Texto em que o autor apresenta e defende suas ideias e opiniões, a partir da interpretação de fatos e dados.

Autobiografia de Amoêdo é uma egotrip sonífera

10.abr.2019 - Presidente Jair Bolsonaro durante reunião com Onyx Lorenzoni, ministro da Casa Civil; João Amoêdo, presidente do Novo, e o deputado Marcel Van Hattem, líder do Novo na Câmara - Marcos Corrêa/PR
10.abr.2019 - Presidente Jair Bolsonaro durante reunião com Onyx Lorenzoni, ministro da Casa Civil; João Amoêdo, presidente do Novo, e o deputado Marcel Van Hattem, líder do Novo na Câmara Imagem: Marcos Corrêa/PR
Rubens Valente

Rubens Valente é repórter desde 1989 e há 10 anos atua em Brasília. Nasceu no Paraná e trabalhou em órgãos da imprensa de São Paulo, Mato Grosso e Mato Grosso do Sul, onde se formou em jornalismo na UFMS (Universidade Federal do MS). É autor de "Operação banqueiro" (Geração Editorial, 2014) e "Os fuzis e as flechas - história de sangue e resistência indígena na ditadura militar" (Companhia das Letras, 2017). Recebeu 17 prêmios nacionais e internacionais, incluindo o Prêmio Esso de Reportagem, dois Prêmios de Excelência Jornalística da SIP (Sociedade Interamericana de Jornalismo) e dois Grandes Prêmios Folha.

Colunista do UOL

17/10/2021 04h00

Sempre impressiona a autoestima de um cidadão que decide escrever uma autobiografia precoce. João Amoêdo tem 58 anos de idade e nunca exerceu cargo público nem se notabilizou por algum feito científico, esportivo, cultural ou humanitário. Seu grande ato, além de amealhar uma fortuna impressionante no mercado financeiro, foi fundar um dos 29 partidos do país e sair candidato à Presidência. Ficou em quinto lugar. Mas ele considerou que sua vida era tão fascinante, no conjunto das 7,7 bilhões de almas do planeta, que já merecia um livro. Foi o que cometeu.

O recém-lançado "Sem atalho" (Portfolio-Penguin, 212 págs.) tem o pomposo subtítulo de "uma jornada até a política e minhas ideias para o Brasil". Vida é para nós, pobres mortais. No caso de Amoêdo, é uma "jornada".

A primeira certeza desde o começo do livro é a completa ausência de senso crítico do personagem sobre si mesmo, inebriado por uma insossa e vazia autocelebração. Não entende, não descreve nem reflete sobre seus limites, equívocos, contradições e visão de mundo. Certamente é incapaz de enxergá-los.

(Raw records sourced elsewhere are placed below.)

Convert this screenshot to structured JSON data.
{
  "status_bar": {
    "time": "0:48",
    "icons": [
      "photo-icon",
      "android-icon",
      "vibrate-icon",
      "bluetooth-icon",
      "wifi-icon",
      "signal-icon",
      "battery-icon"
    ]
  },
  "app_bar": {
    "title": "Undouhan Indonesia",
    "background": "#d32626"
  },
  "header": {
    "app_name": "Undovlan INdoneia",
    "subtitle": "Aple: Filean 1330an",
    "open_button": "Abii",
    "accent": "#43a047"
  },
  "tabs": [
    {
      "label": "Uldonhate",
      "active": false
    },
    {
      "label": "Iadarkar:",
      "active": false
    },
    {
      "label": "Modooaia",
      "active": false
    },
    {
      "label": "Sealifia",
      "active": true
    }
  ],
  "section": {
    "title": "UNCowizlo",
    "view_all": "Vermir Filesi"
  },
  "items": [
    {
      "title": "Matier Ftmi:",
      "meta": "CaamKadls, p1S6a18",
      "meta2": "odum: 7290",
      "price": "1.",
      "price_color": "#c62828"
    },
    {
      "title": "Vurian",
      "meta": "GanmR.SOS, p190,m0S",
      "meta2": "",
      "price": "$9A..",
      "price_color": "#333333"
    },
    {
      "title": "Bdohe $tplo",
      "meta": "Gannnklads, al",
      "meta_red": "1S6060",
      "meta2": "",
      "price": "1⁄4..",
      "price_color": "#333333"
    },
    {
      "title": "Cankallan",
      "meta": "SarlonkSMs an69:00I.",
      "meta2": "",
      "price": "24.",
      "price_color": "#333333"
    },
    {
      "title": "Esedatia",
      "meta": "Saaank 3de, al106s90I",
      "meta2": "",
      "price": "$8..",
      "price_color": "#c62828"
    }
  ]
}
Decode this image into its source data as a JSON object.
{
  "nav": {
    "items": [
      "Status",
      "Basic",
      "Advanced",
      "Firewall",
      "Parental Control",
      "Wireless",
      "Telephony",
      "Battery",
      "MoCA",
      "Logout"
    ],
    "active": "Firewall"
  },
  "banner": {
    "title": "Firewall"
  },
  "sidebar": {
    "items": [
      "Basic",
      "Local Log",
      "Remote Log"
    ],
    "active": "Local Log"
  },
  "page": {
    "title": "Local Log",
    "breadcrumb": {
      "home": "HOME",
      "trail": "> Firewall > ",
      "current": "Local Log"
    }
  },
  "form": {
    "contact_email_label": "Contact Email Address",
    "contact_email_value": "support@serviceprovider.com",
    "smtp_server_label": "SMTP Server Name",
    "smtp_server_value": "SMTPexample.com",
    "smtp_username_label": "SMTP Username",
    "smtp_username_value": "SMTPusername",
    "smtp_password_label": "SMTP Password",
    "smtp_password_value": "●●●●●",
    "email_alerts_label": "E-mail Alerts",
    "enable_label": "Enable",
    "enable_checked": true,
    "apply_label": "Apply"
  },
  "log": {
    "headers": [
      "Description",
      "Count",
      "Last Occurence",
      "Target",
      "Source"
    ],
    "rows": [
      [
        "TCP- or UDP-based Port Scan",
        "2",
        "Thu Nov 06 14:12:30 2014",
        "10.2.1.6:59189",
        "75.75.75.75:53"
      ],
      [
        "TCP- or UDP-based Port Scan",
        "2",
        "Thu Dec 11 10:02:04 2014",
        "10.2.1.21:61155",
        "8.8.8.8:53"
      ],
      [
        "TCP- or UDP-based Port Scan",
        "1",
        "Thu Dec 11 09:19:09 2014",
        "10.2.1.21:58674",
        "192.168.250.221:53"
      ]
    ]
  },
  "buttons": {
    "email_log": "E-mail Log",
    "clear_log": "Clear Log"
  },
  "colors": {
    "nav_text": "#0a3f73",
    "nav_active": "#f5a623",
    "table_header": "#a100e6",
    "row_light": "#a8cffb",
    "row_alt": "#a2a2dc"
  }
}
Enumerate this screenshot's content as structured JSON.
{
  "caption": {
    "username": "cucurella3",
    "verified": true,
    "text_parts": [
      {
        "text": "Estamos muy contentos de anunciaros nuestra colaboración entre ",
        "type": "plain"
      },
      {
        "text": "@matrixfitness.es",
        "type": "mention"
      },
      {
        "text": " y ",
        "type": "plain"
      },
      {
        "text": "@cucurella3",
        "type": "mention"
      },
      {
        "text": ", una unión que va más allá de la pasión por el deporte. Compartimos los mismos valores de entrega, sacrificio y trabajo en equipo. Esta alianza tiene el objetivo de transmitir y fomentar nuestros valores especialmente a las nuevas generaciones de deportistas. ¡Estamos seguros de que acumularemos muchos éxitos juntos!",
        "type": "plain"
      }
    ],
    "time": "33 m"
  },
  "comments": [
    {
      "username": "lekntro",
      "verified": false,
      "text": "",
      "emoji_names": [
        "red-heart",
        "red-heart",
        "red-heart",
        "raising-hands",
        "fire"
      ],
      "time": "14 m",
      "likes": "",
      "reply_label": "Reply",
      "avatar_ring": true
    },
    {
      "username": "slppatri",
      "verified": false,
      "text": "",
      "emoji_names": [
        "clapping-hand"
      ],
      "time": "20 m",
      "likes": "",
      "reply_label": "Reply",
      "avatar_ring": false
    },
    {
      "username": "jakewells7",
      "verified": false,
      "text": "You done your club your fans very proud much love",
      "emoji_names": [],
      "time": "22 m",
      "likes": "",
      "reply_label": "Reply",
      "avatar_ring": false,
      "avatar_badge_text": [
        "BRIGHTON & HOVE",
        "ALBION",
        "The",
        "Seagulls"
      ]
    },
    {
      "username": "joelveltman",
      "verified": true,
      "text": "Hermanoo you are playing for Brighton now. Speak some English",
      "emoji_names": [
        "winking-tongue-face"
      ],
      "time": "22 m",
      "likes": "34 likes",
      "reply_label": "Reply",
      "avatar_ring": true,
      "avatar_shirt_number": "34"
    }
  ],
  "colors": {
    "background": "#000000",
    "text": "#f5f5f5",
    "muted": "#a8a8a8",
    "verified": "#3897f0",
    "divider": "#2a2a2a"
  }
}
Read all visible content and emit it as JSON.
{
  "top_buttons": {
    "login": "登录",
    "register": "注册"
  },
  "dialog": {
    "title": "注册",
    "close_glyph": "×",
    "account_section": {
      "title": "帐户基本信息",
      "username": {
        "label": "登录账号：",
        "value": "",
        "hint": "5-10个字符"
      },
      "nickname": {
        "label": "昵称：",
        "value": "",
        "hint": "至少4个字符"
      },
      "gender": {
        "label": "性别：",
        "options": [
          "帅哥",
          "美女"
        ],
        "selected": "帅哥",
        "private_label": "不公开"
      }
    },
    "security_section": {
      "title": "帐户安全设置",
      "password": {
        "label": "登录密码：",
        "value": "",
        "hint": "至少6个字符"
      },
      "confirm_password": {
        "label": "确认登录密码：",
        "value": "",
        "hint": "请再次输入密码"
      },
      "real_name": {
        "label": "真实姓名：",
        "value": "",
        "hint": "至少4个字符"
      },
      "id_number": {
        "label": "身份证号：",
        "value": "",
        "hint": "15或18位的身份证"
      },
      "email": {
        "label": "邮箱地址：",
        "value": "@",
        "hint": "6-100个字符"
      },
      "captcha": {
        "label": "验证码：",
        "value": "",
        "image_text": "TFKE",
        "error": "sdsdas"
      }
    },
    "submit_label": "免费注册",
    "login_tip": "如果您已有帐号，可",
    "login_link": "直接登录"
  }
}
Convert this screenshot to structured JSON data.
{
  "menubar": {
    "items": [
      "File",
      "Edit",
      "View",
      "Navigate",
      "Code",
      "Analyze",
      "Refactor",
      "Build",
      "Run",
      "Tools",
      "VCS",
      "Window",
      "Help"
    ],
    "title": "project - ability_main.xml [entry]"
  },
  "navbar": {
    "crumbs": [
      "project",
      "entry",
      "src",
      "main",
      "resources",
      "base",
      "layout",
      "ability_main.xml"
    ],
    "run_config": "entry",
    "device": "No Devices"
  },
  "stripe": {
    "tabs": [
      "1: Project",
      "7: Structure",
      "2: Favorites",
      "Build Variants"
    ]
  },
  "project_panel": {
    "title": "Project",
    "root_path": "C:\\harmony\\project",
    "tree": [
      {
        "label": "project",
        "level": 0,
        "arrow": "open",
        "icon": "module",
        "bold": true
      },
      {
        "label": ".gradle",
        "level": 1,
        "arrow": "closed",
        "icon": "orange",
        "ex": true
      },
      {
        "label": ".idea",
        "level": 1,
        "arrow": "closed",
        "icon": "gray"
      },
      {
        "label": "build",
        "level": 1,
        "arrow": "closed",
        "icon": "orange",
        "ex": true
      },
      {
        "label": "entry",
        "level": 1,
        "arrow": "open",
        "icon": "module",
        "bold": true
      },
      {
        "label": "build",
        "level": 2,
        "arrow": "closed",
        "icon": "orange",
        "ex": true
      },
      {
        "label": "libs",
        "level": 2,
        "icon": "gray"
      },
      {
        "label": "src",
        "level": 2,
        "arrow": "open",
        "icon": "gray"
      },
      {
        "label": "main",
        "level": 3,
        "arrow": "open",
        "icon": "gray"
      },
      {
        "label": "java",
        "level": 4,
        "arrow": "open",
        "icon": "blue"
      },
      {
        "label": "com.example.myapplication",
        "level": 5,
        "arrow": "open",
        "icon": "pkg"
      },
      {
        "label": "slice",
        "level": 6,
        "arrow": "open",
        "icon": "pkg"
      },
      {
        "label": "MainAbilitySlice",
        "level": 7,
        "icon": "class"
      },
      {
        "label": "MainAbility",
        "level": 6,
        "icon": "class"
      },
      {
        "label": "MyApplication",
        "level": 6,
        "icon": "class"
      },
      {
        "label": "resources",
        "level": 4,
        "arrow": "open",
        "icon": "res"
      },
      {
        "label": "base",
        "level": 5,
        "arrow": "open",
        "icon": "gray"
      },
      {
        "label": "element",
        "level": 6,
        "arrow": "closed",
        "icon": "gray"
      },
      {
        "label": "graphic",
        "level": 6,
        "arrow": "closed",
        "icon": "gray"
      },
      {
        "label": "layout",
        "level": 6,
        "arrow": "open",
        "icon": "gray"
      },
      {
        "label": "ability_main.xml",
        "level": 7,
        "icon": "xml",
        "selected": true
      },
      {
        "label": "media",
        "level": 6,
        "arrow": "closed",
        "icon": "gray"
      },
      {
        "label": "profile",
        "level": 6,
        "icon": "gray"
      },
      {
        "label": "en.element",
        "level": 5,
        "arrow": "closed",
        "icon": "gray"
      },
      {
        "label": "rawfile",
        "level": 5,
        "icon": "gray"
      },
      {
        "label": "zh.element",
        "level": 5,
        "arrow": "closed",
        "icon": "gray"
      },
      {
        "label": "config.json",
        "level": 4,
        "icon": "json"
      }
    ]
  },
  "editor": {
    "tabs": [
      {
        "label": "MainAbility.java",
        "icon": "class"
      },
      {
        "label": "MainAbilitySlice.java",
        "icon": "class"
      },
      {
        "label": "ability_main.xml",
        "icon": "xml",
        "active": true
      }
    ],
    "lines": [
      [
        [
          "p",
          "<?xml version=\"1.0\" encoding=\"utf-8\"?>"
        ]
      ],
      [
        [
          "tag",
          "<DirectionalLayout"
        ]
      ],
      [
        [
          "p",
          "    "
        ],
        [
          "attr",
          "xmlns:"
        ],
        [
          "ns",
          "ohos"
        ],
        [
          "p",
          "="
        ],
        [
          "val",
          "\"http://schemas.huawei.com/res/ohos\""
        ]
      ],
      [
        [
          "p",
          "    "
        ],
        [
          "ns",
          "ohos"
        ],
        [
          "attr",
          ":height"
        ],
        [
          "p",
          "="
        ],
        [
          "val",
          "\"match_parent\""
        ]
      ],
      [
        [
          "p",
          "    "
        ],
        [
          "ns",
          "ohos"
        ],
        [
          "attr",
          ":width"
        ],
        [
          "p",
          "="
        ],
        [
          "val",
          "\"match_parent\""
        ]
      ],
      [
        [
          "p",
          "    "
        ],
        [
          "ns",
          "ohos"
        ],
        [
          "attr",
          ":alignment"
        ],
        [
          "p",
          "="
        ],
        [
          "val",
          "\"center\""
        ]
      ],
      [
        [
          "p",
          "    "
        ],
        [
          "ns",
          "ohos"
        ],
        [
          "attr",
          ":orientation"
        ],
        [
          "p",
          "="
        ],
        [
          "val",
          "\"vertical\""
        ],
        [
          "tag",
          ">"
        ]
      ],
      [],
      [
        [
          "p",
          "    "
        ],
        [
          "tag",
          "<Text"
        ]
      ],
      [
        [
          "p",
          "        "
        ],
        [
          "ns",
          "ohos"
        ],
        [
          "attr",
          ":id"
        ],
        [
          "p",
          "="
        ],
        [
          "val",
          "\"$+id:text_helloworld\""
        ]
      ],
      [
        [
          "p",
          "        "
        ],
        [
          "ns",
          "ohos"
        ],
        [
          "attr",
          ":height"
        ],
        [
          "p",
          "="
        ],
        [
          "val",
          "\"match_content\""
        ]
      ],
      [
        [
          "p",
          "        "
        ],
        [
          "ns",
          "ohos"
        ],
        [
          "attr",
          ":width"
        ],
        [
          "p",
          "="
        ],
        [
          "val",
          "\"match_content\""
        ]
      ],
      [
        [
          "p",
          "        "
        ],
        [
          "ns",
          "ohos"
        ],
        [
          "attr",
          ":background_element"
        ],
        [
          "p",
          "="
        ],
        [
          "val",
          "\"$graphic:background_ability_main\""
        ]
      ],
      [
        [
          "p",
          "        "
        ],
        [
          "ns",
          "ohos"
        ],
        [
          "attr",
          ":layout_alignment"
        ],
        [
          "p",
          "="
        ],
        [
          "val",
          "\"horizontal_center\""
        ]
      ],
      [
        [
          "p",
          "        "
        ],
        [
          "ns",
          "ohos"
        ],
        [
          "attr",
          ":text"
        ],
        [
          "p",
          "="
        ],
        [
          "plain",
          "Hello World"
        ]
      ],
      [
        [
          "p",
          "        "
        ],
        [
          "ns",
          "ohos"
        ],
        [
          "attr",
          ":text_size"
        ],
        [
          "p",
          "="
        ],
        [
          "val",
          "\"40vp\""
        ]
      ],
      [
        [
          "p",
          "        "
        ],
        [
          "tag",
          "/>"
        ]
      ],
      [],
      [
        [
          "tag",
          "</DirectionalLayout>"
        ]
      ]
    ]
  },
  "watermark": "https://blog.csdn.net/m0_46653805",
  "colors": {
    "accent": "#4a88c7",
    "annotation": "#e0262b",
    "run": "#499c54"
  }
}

Não podemos estar diante de um ser humano. Amoêdo desde criança tinha "um espírito empreendedor", sempre foi um "obstinado", gostava do "embate", mas com "racionalidade e serenidade". Aprendeu muito com o avô, que era "disciplinado, corajoso e determinado". A preocupação com custo-benefício "sempre esteve presente" nas suas decisões - sim, ele ainda era uma criança mas já "tomava decisões". Sua mãe era uma "gestora nata", que "certamente reforçou" no menino Amoêdo sua "natureza racional e lógica".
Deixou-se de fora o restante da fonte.